Gunnar Stålset, former bishop of Oslo and member of the Norwegian Nobel Committee. Photo: Hans Fredrik Asbjørnsen/Kirken.no

An 84-year-old former bishop of Oslo, Gunnar Stålsett, was ordered to appear in court because he illegally employed a woman from Eritrea who’d been denied asylum and wound up as an undocumented and rejected refugee.

Norwegian police want Stålsett sentenced to 45 days in jail. Stålsett has been a member of the Norwegian Nobel Committee and is also active in international peace efforts.

Stålsett told reporters that he was practicing “a form of civil disobedience for which I’ll take responsibility. It’s directed at what I view as an immoral law.”

He said to local newspapers: “I’m willing to take on that burden. It’s nothing compared with what undocumented immigrants have gone through for decades in Norway. They live in fear every day.”

Stålsett wants the law to be changed, calling it “immoral” because it leaves rejected refugees stranded in Norway with no working permission, no place to live, and no access to health care or social benefits.

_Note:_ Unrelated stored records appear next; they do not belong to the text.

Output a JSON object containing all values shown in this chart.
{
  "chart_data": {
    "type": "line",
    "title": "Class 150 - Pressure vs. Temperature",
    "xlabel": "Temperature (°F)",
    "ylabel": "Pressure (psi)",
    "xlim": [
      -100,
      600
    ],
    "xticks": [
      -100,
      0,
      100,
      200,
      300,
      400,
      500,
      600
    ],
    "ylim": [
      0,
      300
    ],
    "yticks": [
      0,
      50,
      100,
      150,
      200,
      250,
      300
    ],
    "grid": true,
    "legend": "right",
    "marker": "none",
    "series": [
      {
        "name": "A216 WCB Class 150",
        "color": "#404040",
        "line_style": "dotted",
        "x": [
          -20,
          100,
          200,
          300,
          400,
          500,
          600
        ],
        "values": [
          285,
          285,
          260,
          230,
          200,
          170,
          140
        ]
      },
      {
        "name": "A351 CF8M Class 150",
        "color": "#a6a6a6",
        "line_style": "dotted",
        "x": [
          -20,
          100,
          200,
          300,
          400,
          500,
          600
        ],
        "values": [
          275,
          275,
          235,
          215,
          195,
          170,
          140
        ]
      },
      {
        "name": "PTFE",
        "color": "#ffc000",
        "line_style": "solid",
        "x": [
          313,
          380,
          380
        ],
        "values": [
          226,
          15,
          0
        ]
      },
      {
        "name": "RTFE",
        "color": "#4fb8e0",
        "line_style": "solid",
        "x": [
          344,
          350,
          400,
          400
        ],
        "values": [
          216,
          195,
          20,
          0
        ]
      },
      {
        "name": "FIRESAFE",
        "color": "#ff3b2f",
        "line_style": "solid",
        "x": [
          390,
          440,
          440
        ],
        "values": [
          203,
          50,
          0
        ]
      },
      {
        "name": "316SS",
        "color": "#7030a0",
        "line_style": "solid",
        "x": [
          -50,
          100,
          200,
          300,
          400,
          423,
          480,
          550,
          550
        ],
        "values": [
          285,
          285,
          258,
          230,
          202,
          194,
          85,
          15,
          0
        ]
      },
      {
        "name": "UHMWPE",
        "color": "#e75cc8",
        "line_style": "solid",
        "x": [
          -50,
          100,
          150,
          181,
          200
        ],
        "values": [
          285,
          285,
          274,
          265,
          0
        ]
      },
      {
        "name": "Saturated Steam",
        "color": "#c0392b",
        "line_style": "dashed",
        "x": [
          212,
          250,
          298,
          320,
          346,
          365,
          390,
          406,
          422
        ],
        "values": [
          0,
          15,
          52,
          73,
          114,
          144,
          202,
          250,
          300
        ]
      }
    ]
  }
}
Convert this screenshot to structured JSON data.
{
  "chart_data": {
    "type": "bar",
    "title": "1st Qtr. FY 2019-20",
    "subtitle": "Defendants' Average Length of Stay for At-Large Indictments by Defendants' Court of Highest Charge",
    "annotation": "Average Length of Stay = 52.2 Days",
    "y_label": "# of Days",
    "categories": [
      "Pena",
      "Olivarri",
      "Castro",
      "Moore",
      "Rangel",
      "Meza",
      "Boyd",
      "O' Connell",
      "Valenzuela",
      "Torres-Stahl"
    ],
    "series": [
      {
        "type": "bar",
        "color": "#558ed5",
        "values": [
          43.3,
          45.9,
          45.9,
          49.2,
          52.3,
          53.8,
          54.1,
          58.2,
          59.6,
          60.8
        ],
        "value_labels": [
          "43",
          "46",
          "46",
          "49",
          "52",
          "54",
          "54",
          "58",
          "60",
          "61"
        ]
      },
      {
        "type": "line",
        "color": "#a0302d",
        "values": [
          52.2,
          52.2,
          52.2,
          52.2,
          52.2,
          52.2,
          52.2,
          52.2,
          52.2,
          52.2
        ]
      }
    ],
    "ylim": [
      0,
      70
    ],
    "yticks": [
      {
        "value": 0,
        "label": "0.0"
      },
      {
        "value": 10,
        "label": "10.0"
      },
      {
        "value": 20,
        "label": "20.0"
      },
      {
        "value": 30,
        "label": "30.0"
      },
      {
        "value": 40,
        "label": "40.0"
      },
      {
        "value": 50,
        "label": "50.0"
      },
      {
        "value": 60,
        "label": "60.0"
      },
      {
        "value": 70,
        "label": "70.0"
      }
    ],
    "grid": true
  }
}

In a comment, Rev. Dr Olav Fykse Tveit, general secretary of the World Council of Churches, says: ”Gunnar Stålsett has respectfully followed his conscience. That is what we should do when important principles and basic values, which we stand up for as church and nation, are at stake. It must be possible, also in Norway, to ensure all legal immigrants a decent life and the right to work, and at the same time protect non-returnable asylum seekers and others against cynical exploitation of their labour, and prevent illicit work”.